Identification of extracellular matrix proteins in plasma as a potential biomarker for intervertebral disc degeneration.

Purpose: Recently, there has been significant focus on extracellular matrix proteolysis due to its importance in the pathological progression of intervertebral disc degeneration (IVDD). The present study investigates the circulating levels of extracellular matrix proteins in the plasma of IVDD and determines their potential relevance as biomarkers in disc degeneration.

Methods: Global proteomic analysis was performed in the plasma samples of 10 healthy volunteers (HV) and 10 diseased subjects (DS) after depletion of highly abundant proteins such as albumin and IgG.

Results: We identified 144 and 135 matrix-associated proteins in plasma samples from healthy volunteers (HV) and patients with disc degeneration (DS), respectively. Among these, 49 of the matrix-associated proteins were identical to the proteins found in intervertebral disc (IVD) tissues retrieved from the in-house library.

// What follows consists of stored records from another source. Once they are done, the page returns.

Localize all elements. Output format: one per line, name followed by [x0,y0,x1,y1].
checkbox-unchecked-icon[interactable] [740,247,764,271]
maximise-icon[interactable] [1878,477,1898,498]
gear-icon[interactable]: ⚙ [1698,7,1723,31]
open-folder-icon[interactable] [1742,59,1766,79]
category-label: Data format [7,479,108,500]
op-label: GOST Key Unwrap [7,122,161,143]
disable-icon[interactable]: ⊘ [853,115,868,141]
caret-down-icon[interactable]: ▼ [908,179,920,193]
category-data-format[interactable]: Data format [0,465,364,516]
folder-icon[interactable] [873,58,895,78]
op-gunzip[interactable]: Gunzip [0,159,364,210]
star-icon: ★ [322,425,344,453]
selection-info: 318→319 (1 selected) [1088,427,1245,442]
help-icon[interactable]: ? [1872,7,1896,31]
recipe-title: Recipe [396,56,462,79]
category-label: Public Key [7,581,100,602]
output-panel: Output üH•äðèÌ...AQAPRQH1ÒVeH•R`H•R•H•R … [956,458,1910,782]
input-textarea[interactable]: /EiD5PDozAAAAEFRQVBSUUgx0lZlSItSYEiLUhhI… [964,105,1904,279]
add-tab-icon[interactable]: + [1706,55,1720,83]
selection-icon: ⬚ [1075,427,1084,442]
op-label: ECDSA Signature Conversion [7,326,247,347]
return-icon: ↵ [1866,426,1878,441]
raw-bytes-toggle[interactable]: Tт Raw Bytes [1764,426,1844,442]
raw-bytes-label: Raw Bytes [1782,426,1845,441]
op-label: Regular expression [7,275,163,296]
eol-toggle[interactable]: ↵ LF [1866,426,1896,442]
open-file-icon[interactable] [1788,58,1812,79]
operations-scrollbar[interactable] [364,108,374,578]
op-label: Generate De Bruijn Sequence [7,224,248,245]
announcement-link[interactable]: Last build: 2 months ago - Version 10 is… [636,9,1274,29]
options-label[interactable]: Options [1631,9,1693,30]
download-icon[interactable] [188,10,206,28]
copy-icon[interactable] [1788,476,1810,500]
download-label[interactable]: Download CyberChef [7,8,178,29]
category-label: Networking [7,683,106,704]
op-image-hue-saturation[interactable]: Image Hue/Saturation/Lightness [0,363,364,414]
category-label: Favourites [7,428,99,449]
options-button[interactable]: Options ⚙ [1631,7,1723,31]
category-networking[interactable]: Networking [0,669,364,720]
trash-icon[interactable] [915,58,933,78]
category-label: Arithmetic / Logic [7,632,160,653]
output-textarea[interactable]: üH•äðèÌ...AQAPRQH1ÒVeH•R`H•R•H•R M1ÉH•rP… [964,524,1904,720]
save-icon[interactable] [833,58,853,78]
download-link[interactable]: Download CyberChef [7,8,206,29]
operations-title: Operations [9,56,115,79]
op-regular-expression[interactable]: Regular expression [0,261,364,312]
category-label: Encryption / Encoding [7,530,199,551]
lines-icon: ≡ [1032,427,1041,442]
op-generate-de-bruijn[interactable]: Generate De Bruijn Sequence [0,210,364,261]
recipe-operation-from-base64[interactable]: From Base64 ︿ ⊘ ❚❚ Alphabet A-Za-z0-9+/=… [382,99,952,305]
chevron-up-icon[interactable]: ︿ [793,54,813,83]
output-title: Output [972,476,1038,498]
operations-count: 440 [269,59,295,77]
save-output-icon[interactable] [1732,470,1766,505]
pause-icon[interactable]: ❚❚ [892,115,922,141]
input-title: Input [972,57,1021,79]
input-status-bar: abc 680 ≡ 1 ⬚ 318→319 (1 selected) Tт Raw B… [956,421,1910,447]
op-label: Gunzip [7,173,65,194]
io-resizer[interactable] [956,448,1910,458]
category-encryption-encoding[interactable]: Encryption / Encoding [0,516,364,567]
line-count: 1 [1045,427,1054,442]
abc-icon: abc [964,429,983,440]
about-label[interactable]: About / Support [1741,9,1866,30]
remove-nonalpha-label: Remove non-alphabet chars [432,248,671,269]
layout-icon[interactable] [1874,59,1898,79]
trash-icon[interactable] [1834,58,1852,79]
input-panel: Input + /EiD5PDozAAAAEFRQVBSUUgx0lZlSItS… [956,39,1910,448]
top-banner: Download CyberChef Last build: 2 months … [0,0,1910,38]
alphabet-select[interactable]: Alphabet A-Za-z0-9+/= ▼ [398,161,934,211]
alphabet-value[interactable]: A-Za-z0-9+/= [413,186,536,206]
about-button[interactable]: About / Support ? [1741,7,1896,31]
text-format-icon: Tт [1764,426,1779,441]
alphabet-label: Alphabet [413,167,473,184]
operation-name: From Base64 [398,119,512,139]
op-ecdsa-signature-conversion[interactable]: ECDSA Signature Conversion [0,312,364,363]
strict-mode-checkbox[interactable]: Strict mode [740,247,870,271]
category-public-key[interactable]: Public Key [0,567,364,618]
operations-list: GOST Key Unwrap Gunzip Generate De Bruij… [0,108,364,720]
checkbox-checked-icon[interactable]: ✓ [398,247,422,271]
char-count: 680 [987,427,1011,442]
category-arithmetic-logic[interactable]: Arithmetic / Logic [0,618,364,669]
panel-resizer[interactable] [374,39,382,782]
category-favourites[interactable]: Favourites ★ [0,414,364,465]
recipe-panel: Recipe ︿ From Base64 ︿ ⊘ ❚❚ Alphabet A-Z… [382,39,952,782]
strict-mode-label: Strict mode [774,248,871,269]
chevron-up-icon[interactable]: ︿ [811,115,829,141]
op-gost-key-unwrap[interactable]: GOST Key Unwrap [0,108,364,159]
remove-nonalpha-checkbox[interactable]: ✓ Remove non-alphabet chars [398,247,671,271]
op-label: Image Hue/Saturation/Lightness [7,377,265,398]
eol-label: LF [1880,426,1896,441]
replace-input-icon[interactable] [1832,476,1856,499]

Applying stringent parameters, we selected 28 proteins, with 26 present in DS and 21 in HV. 19 proteins were found common between the groups, two of which-aggrecan (ACAN) and fibulin 1 (FBLN1) - showed statistically significant differences. Specifically, ACAN was up-regulated and FBLN1 was down-regulated in the DS-plasma. In particular, DS-plasma exhibited specific expression of collagen type 2a1 (COL2A1), native to the nucleus pulposus.

Conclusion: The distinct presence of collagen type 2a1 and the elevated expression of aggrecan in IVDD plasma may serve as the basis for the development of a potential biomarker for monitoring the progression of disc degeneration.